I wanted to become a Bible translator with the Wycliffe Bible Translators and was already a member, actually, when I thought it would be a good thing to have a working knowledge of Greek and Hebrew. So I went to Dallas Seminary in 1972.
In those days there were just 450 of us men in the entire student body. Now there are thousands, including many women, and DTS has several campuses around the country. When my dad went there in the late forties there were only two buildings and 80 students and he lived in a small trailer house on campus. So, the place has grown a lot.
One of the things I enjoyed and looked forward to each day was chapel. We had some of the finest preachers in the country on faculty, and many alumni were noted pastors and preachers as well and the best of these were often invited to come speak. Chapel was required and lasted a brief 30 minutes. We only had classes four days a week (Tuesday through Friday, unless you were doing intro Hebrew, then there was also a Saturday morning class). I have to say that when 450 male students sang “All Hail the Power of Jesus’ Name” in Chafer Chapel it was a moving experience, especially when we hit the chorus with the bass and tenors cascading through the “crown Hims” and then, all together, “and Crown Him Lord of All.”
There were several lecture series a year—the W.H. Griffith Thomas Lectures (theological and scholarly), a Missions conference (in the spring), and a Bible exposition series. Each of these were 4 days worth of our chapel time.
In the spring of 1975 a pastor from Des Plaines Bible Church in Illinois, one of the illustrious alums of this fine institution, was the speaker for the Bible exposition series. His name was Craig Massey and he was a large man with rather severe macular degeneration because when he read the text he had to bring his big print Bible right up to his face–just inches away. I have no idea what his text was that he was preaching from for reasons that will become clear in a minute (but I think it was II Timothy). He was articulate, spun out anecdotes with a practiced flourish, and was, all in all, a great communicator.
On Thursday, the third day of his series, everything had gone pretty much according to what we were used to–announcements (brief), Dr. Seume, our Chaplain, leading us in a rousing hymn, a brief introduction of the speaker by Dr. Walvoord, and then Dr. Massey got up to preach.
He had about 23 minutes left at that point and his short talk became the single most memorable sermon I had ever heard or have ever heard since. Actually, to be a bit more precise, it was one portion of his talk that became so very memorable.
He started with an anecdote that put us into good humor–a well told story. And then he got into the meat of his text. And then, rather abruptly, he departed from the text, he departed from his subject matter, and imparted to us a life lesson that was memorable in the extreme.

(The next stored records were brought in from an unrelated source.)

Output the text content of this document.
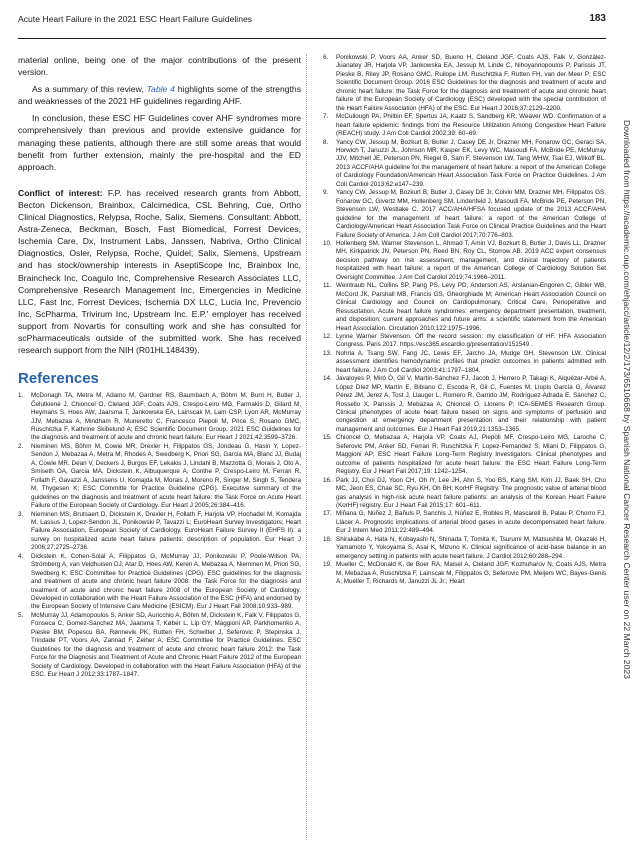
Acute Heart Failure in the 2021 ESC Heart Failure Guidelines	183

material online, being one of the major contributions of the present version.

As a summary of this review, Table 4 highlights some of the strengths and weaknesses of the 2021 HF guidelines regarding AHF.

In conclusion, these ESC HF Guidelines cover AHF syndromes more comprehensively than previous and provide extensive guidance for managing these patients, although there are still some areas that would benefit from further extension, mainly the pre-hospital and the ED approach.

Conflict of interest: F.P. has received research grants from Abbott, Becton Dickenson, Brainbox, Calcimedica, CSL Behring, Cue, Ortho Clinical Diagnostics, Relypsa, Roche, Salix, Siemens. Consultant: Abbott, Astra-Zeneca, Beckman, Bosch, Fast Biomedical, Forrest Devices, Ischemia Care, Dx, Instrument Labs, Janssen, Nabriva, Ortho Clinical Diagnostics, Osler, Relypsa, Roche, Quidel, Salix, Siemens, Upstream and has stock/ownership interests in AseptiScope Inc, Brainbox Inc, Braincheck Inc, Coagulo Inc, Comprehensive Research Associates LLC, Comprehensive Research Management Inc, Emergencies in Medicine LLC, Fast Inc, Forrest Devices, Ischemia DX LLC, Lucia Inc, Prevencio Inc, ScPharma, Trivirum Inc, Upstream Inc. E.P.' employer has received support from Novartis for consulting work and she has consulted for scPharmaceuticals outside of the submitted work. She has received research support from the NIH (R01HL148439).

References
1. McDonagh TA, Metra M, Adamo M, Gardner RS, Baumbach A, Böhm M, Burri H, Butler J, Čelutkienė J, Chioncel O, Cleland JGF, Coats AJS, Crespo-Leiro MG, Farmakis D, Gilard M, Heymans S, Hoes AW, Jaarsma T, Jankowska EA, Lainscak M, Lam CSP, Lyon AR, McMurray JJV, Mebazaa A, Mindham R, Muneretto C, Francesco Piepoli M, Price S, Rosano GMC, Ruschitzka F, Kathrine Skibelund A; ESC Scientific Document Group. 2021 ESC Guidelines for the diagnosis and treatment of acute and chronic heart failure. Eur Heart J 2021;42:3599–3726.
2. Nieminen MS, Böhm M, Cowie MR, Drexler H, Filippatos GS, Jondeau G, Hasin Y, Lopez-Sendon J, Mebazaa A, Metra M, Rhodes A, Swedberg K, Priori SG, Garcia MA, Blanc JJ, Budaj A, Cowie MR, Dean V, Deckers J, Burgos EF, Lekakis J, Lindahl B, Mazzotta G, Morais J, Oto A, Smiseth OA, Garcia MA, Dickstein K, Albuquerque A, Conthe P, Crespo-Leiro M, Ferrari R, Follath F, Gavazzi A, Janssens U, Komajda M, Morais J, Moreno R, Singer M, Singh S, Tendera M, Thygesen K; ESC Committe for Practice Guideline (CPG). Executive summary of the guidelines on the diagnosis and treatment of acute heart failure: the Task Force on Acute Heart Failure of the European Society of Cardiology. Eur Heart J 2005;26:384–416.
3. Nieminen MS, Brutsaert D, Dickstein K, Drexler H, Follath F, Harjola VP, Hochadel M, Komajda M, Lassus J, Lopez-Sendon JL, Ponikowski P, Tavazzi L; EuroHeart Survey Investigators; Heart Failure Association, European Society of Cardiology. EuroHeart Failure Survey II (EHFS II): a survey on hospitalized acute heart failure patients: description of population. Eur Heart J 2006;27:2725–2736.
4. Dickstein K, Cohen-Solal A, Filippatos G, McMurray JJ, Ponikowski P, Poole-Wilson PA, Strömberg A, van Veldhuisen DJ, Atar D, Hoes AW, Keren A, Mebazaa A, Nieminen M, Priori SG, Swedberg K; ESC Committee for Practice Guidelines (CPG). ESC guidelines for the diagnosis and treatment of acute and chronic heart failure 2008: the Task Force for the diagnosis and treatment of acute and chronic heart failure 2008 of the European Society of Cardiology. Developed in collaboration with the Heart Failure Association of the ESC (HFA) and endorsed by the European Society of Intensive Care Medicine (ESICM). Eur J Heart Fail 2008;10:933–989.
5. McMurray JJ, Adamopoulos S, Anker SD, Auricchio A, Böhm M, Dickstein K, Falk V, Filippatos G, Fonseca C, Gomez-Sanchez MA, Jaarsma T, Køber L, Lip GY, Maggioni AP, Parkhomenko A, Pieske BM, Popescu BA, Rønnevik PK, Rutten FH, Schwitter J, Seferovic P, Stepinska J, Trindade PT, Voors AA, Zannad F, Zeiher A; ESC Committee for Practice Guidelines. ESC Guidelines for the diagnosis and treatment of acute and chronic heart failure 2012: the Task Force for the Diagnosis and Treatment of Acute and Chronic Heart Failure 2012 of the European Society of Cardiology. Developed in collaboration with the Heart Failure Association (HFA) of the ESC. Eur Heart J 2012;33:1787–1847.
6. Ponikowski P, Voors AA, Anker SD, Bueno H, Cleland JGF, Coats AJS, Falk V, González-Juanatey JR, Harjola VP, Jankowska EA, Jessup M, Linde C, Nihoyannopoulos P, Parissis JT, Pieske B, Riley JP, Rosano GMC, Ruilope LM, Ruschitzka F, Rutten FH, van der Meer P; ESC Scientific Document Group. 2016 ESC Guidelines for the diagnosis and treatment of acute and chronic heart failure: the Task Force for the diagnosis and treatment of acute and chronic heart failure of the European Society of Cardiology (ESC) developed with the special contribution of the Heart Failure Association (HFA) of the ESC. Eur Heart J 2016;37:2129–2200.
7. McCullough PA, Philbin EF, Spertus JA, Kaatz S, Sandberg KR, Weaver WD. Confirmation of a heart failure epidemic: findings from the Resource Utilization Among Congestive Heart Failure (REACH) study. J Am Coll Cardiol 2002;39: 60–69.
8. Yancy CW, Jessup M, Bozkurt B, Butler J, Casey DE Jr, Drazner MH, Fonarow GC, Geraci SA, Horwich T, Januzzi JL, Johnson MR, Kasper EK, Levy WC, Masoudi FA, McBride PE, McMurray JJV, Mitchell JE, Peterson PN, Riegel B, Sam F, Stevenson LW, Tang WHW, Tsai EJ, Wilkoff BL. 2013 ACCF/AHA guideline for the management of heart failure: a report of the American College of Cardiology Foundation/American Heart Association Task Force on Practice Guidelines. J Am Coll Cardiol 2013;62:e147–239.
9. Yancy CW, Jessup M, Bozkurt B, Butler J, Casey DE Jr, Colvin MM, Drazner MH, Filippatos GS, Fonarow GC, Givertz MM, Hollenberg SM, Lindenfeld J, Masoudi FA, McBride PE, Peterson PN, Stevenson LW, Westlake C. 2017 ACC/AHA/HFSA focused update of the 2013 ACCF/AHA guideline for the management of heart failure: a report of the American College of Cardiology/American Heart Association Task Force on Clinical Practice Guidelines and the Heart Failure Society of America. J Am Coll Cardiol 2017;70:776–803.
10. Hollenberg SM, Warner Stevenson L, Ahmad T, Amin VJ, Bozkurt B, Butler J, Davis LL, Drazner MH, Kirkpatrick JN, Peterson PN, Reed BN, Roy CL, Storrow AB. 2019 ACC expert consensus decision pathway on risk assessment, management, and clinical trajectory of patients hospitalized with heart failure: a report of the American College of Cardiology Solution Set Oversight Committee. J Am Coll Cardiol 2019;74:1966–2011.
11. Weintraub NL, Collins SP, Pang PS, Levy PD, Anderson AS, Arslanian-Engoren C, Gibler WB, McCord JK, Parshall MB, Francis GS, Gheorghiade M; American Heart Association Council on Clinical Cardiology and Council on Cardiopulmonary, Critical Care, Perioperative and Resuscitation. Acute heart failure syndromes: emergency department presentation, treatment, and disposition: current approaches and future aims: a scientific statement from the American Heart Association. Circulation 2010;122:1975–1996.
12. Lynne Warner Stevenson. Off the record session: my classification of HF. HFA Association Congress. Paris 2017. https://esc365.escardio.g/presentation/151549 .
13. Nohria A, Tsang SW, Fang JC, Lewis EF, Jarcho JA, Mudge GH, Stevenson LW. Clinical assessment identifies hemodynamic profiles that predict outcomes in patients admitted with heart failure. J Am Coll Cardiol 2003;41:1797–1804.
14. Javaloyes P, Miró Ò, Gil V, Martín-Sánchez FJ, Jacob J, Herrero P, Takagi K, Alquézar-Arbé A, López Díez MP, Martín E, Bibiano C, Escoda R, Gil C, Fuentes M, Llopis García G, Álvarez Pérez JM, Jerez A, Tost J, Llauger L, Romero R, Garrido JM, Rodríguez-Adrada E, Sánchez C, Rossello X, Parissis J, Mebazaa A, Chioncel O, Llorens P; ICA-SEMES Research Group. Clinical phenotypes of acute heart failure based on signs and symptoms of perfusion and congestion at emergency department presentation and their relationship with patient management and outcomes. Eur J Heart Fail 2019;21:1353–1365.
15. Chioncel O, Mebazaa A, Harjola VP, Coats AJ, Piepoli MF, Crespo-Leiro MG, Laroche C, Seferovic PM, Anker SD, Ferrari R, Ruschitzka F, Lopez-Fernandez S, Miani D, Filippatos G, Maggioni AP; ESC Heart Failure Long-Term Registry Investigators. Clinical phenotypes and outcome of patients hospitalized for acute heart failure: the ESC Heart Failure Long-Term Registry. Eur J Heart Fail 2017;19: 1242–1254.
16. Park JJ, Choi DJ, Yoon CH, Oh IY, Lee JH, Ahn S, Yoo BS, Kang SM, Kim JJ, Baek SH, Cho MC, Jeon ES, Chae SC, Ryu KH, Oh BH; KorHF Registry. The prognostic value of arterial blood gas analysis in high-risk acute heart failure patients: an analysis of the Korean Heart Failure (KorHF) registry. Eur J Heart Fail 2015;17: 601–611.
17. Miñana G, Núñez J, Bañuls P, Sanchis J, Núñez E, Robles R, Mascarell B, Palau P, Chorro FJ, Llàcer A. Prognostic implications of arterial blood gases in acute decompensated heart failure. Eur J Intern Med 2011;22:489–494.
18. Shirakabe A, Hata N, Kobayashi N, Shinada T, Tomita K, Tsurumi M, Matsushita M, Okazaki H, Yamamoto Y, Yokoyama S, Asai K, Mizuno K. Clinical significance of acid-base balance in an emergency setting in patients with acute heart failure. J Cardiol 2012;60:288–294.
19. Mueller C, McDonald K, de Boer RA, Maisel A, Cleland JGF, Kozhuharov N, Coats AJS, Metra M, Mebazaa A, Ruschitzka F, Lainscak M, Filippatos G, Seferovic PM, Meijers WC, Bayes-Genis A, Mueller T, Richards M, Januzzi JL Jr.; Heart	Downloaded from https://academic.oup.com/ehjacc/article/12/2/173/6510668 by Spanish National Cancer Research Center user on 22 March 2023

He was half way through his message when he stopped talking and slowly laid his Bible down on the pulpit. We had taken homiletics and we knew something about the dramatic pause (“pitch, pace, pause and punch” was the mantra of one of my homiletics profs). He looked out at this chapel full of men. And then in a conversational tone he said, “Men, bring your wife to orgasm twice a week and you will have a very happy marriage.”
I can remember the exact seat I was sitting in. I can remember the sudden stillness in the room. Never, ever, had any such thing been said out loud or even alluded to that I could recall (and such a thing I think I would recall, I am sure). Oh sure, we had profs that gave us advice like, “Men, keep your pencil in your pocket” (Hendricks). But the word, uh, orgasm, had never ever been spoken out loud. It is my bet that it had never been uttered from that pulpit in Chafer Chapel before. And maybe never since.
And this is why, dear reader, I can not recall the text he was preaching from. This one statement was so potent, so unexpected, so, so, so memorable that it is the only thing I remember apart from the preacher’s name.
And then, as if he said nothing other than something like, “The weather is mighty fine in Texas” he paused, picked up his big black Bible and said, “Now, where was I….”
And I am still trying to remember what passage he was in.